O período pós-operatório é marcado por uma certa tensão e estiramento da pele, tornando-se queixa comum a “sensação” da presença do implante durante os primeiros 30 dias. Pudemos avaliar que o grau de naturalidade da forma e maciez ao tato é evolutivo e gradual, podendo atingir até o 3º ou 4º mês. O uso de modelador justo, mas não apertado, repouso e limitação do movimento dos membros superiores, antibióticos, antiinflamatórios não hormonais e analgésicos, se necessário, faz ainda parte da conduta pós-operatória.
Também não indicamos qualquer tentativa de mobilização do implante por meio de massagem local, pois devido à característica de adesividade da prótese aos tecidos circunvizinhos, esta se tornará inócua. A liberação para as atividades habituais ocorre no final da 3ª semana pós-operatória ficando, no entanto, vedada a exposição solar e esportes até o 40º dia pós-operatório.
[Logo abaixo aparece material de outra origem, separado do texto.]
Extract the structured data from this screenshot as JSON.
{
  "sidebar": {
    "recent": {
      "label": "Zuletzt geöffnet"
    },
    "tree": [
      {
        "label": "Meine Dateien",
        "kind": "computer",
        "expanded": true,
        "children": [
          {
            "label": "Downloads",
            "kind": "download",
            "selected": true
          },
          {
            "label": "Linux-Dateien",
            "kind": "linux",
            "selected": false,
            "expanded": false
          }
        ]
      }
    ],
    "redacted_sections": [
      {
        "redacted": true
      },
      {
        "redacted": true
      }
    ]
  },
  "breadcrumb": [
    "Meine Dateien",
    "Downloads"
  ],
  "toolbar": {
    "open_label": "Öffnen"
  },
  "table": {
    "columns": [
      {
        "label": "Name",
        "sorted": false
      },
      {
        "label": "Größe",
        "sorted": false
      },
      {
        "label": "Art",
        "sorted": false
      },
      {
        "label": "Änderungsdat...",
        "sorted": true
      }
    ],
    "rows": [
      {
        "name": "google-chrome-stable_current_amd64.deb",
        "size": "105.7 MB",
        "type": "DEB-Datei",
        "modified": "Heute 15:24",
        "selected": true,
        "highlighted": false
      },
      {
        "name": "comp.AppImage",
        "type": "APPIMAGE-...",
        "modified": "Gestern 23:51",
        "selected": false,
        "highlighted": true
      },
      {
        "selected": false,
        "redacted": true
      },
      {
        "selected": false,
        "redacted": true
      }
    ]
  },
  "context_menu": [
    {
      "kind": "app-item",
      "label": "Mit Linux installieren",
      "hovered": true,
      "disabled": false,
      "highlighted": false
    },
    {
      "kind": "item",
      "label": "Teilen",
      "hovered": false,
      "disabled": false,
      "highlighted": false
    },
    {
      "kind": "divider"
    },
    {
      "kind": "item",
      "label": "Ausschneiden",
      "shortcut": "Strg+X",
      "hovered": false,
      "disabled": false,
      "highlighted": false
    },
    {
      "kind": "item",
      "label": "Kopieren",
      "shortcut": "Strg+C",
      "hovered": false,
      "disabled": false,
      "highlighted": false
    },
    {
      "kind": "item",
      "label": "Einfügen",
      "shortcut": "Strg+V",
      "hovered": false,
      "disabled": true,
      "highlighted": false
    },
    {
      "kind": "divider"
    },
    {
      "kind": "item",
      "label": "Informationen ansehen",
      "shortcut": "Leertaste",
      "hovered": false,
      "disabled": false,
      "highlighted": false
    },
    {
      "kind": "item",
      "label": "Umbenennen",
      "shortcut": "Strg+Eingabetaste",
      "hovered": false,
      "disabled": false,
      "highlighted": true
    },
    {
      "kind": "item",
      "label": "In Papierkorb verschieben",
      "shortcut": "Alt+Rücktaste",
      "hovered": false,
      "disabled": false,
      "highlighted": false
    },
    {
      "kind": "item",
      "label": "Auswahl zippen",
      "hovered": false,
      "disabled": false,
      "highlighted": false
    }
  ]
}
Intercorrências e complicações
Dentre as complicações pós-operatórias, tivemos dois casos de infecção unilateral, sendo identificadoStaphylococus epidermitis. Nestes casos, o implante foi retirado, a infecção debelada e a paciente reoperada 6 meses após. Foram detectados 3 casos de seroma no período entre o 2º e 3º meses pós-operatório, confirmados por ultra-sonografia mamária. Tratados com punção transcutânea utilizando-se cânula fina e romba, tiveram boa resolução. Dois casos de hematoma de médio volume no pólo superior foram tratados por aspiração transincisional. Cinco casos de “rush” cutâneo ocorrido nos primeiros 15 dias foram solucionados com o uso de corticosteróides sistêmicos. E, por fim, detectamos três casos de contratura capsular unilateral, grau III de Baker. Estas pacientes foram reoperadas e submetidas a capsulotomia radial, com ampliação da cavidade e colocação de novo implante.
CONCLUSÃO
Temos usado este tipo de implante há 14 anos, para casos de aumento do volume mamário, mastopexias que requeiram uso de implantes e reconstruções mamárias, com excelentes resultados. Porém, a mais notável indicação para o seu uso foi em pacientes que apresentavam retração fibrosa capsular grave decorrente do uso de implantes de silicone com outros tipos de superfícies (Figura 9).
Figura 9 – A, B e C: Paciente com 43 anos de idade, vista anterior, perfil e lateral do pré-operatório, submetido a prévio implante mamário com contratura a grau III de Baker. D, E e F: Pós-operatório de 4 meses com troca de próteses de 285 cc, perfil alto, tendo sido realizada capsulotomia e mastopexia.
A sistemática utilizada nos permitiu minimizar as intercorrências e/ou complicações pós-operatórias, atingindo assim bons resultados na grande maioria dos casos.
A naturalidade do efeito estético, a maciez ao tato – que é progressivo e altamente satisfatório -, e o baixo índice de complicações são características extremamente positivas dos implantes recobertos com poliuretano. Em que pese maior cuidado na confecção da loja que vai receber o implante, um processo mais trabalhoso na sua colocação ou uma eventual retirada precoce, os resultados obtidos superam, em muito, estas dificuldades, justificando o seu uso corrente tanto nas cirurgias estéticas quanto nas reparadoras.